Un pájaro revoloteó allá arriba, como estudiando la situación. Maol apretó fuertemente la vara. Pero el pájaro dio un par de vueltas en el aire, y se perdió a lo lejos en busca de sus compañeros. No regresó.
Entonces llegaron los Hombres de Metal.
Los Hombres de Metal no venían muy a menudo. Nunca abandonaban su Ciudad, tan solo de tarde en tarde, cuando venían al poblado en busca de mujeres. Maol recordaba, desde los lejanos tiempos de su niñez, cuando los guardias acudían gritando: «¡Los Hombres de Metal, vienen los Hombres de Metal!», y todas las mujeres jóvenes huían chillando y se escondían, y llegaban ellos, con sus trajes plateados y sus caras plateadas y sus manos plateadas, y empezaban a registrar el pueblo y los alrededores hasta que encontraban a las mujeres, y las iban sacando una a una, y las seleccionaban, y dejaban a unas mientras apartaban a otras y se las llevaban consigo. Nunca se llevaban demasiadas, una, dos, algunas veces tres. Tampoco venían muy a menudo, cada dos o tres estaciones, decían los viejos, o cada cinco o seis, a veces antes, a veces después, a veces mucho más tarde. Maol recordaba sus terrores cuando era niño, al grito de los guardias, aún sabiendo que él estaba a salvo, que no le sucedería nada, que no se lo llevarían con ellos a la Ciudad. Porque las mujeres que los Hombres de Metal se llevaban consigo no volvían nunca, y nadie sabía lo qué les ocurría allá en su Ciudad, tras los altos muros inconquistables que rodeaban la colina.

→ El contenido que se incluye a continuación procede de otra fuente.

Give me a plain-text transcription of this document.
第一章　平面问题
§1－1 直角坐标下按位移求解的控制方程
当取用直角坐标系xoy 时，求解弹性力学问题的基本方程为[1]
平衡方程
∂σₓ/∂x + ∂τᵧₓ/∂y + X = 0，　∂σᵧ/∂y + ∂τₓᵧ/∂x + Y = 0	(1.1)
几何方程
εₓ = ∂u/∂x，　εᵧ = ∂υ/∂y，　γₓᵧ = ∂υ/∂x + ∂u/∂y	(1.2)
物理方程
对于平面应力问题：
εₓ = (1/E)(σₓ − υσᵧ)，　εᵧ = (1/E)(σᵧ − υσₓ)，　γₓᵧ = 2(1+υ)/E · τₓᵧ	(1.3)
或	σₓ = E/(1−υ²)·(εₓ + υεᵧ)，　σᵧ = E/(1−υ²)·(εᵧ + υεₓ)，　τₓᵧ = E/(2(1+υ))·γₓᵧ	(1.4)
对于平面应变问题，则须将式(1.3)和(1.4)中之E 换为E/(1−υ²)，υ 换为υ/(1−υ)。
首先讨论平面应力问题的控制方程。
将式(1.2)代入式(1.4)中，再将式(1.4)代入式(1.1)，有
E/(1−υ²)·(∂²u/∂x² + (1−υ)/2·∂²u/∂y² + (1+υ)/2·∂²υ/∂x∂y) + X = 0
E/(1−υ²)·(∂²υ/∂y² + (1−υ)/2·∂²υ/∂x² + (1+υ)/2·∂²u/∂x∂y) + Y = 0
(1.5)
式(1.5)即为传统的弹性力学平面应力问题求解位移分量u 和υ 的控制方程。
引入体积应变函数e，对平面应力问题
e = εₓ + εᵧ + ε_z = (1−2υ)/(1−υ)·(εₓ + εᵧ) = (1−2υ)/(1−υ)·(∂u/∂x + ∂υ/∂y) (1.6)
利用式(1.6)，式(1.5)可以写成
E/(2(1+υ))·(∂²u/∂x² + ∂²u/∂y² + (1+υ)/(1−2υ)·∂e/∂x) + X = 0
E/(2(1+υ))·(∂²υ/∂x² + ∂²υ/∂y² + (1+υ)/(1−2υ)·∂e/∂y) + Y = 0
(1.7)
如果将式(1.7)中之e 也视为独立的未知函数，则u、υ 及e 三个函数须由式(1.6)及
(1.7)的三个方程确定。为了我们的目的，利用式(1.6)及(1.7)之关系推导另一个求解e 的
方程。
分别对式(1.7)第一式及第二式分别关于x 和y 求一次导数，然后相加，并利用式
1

Pero últimamente los Hombres de Metal habían venido mucho más a menudo, y esta vez no se habían llevado mujeres, sino hombres. Recordaba aún su llegada, los cinco sobre su máquina plateada, el negro y los plateados, su búsqueda por el pueblo, fríos, impertérritos, antes de que se llevaran a Jo. Y luego habían vuelto, dos veces más, y cada vez se habían llevado a otro hombre de la tribu, escogido entre los más jóvenes y vigorosos. Y ahora estaban por cuarta vez aquí, estaban volviendo. Pasaron con su gran máquina bordeando el campo, los cinco, y pudo verlos bien: los cuatro plateados y el negro, todos mirando a su alrededor, mientras la máquina avanzaba por el desigual camino sin nadie que la gobernara. Maol se ocultó entre las cañas, pensando en que ahora buscaban hombres y pensando también en Tana, y temiendo por ella sin saber por qué. La máquina de los Hombres de Metal rebasó el maizal y luego, de pronto, se detuvo. Los cinco Hombres de Metal volvieron la cabeza y miraron hacia atrás; y Maol se acurrucó aún más entre las cañas, y tembló.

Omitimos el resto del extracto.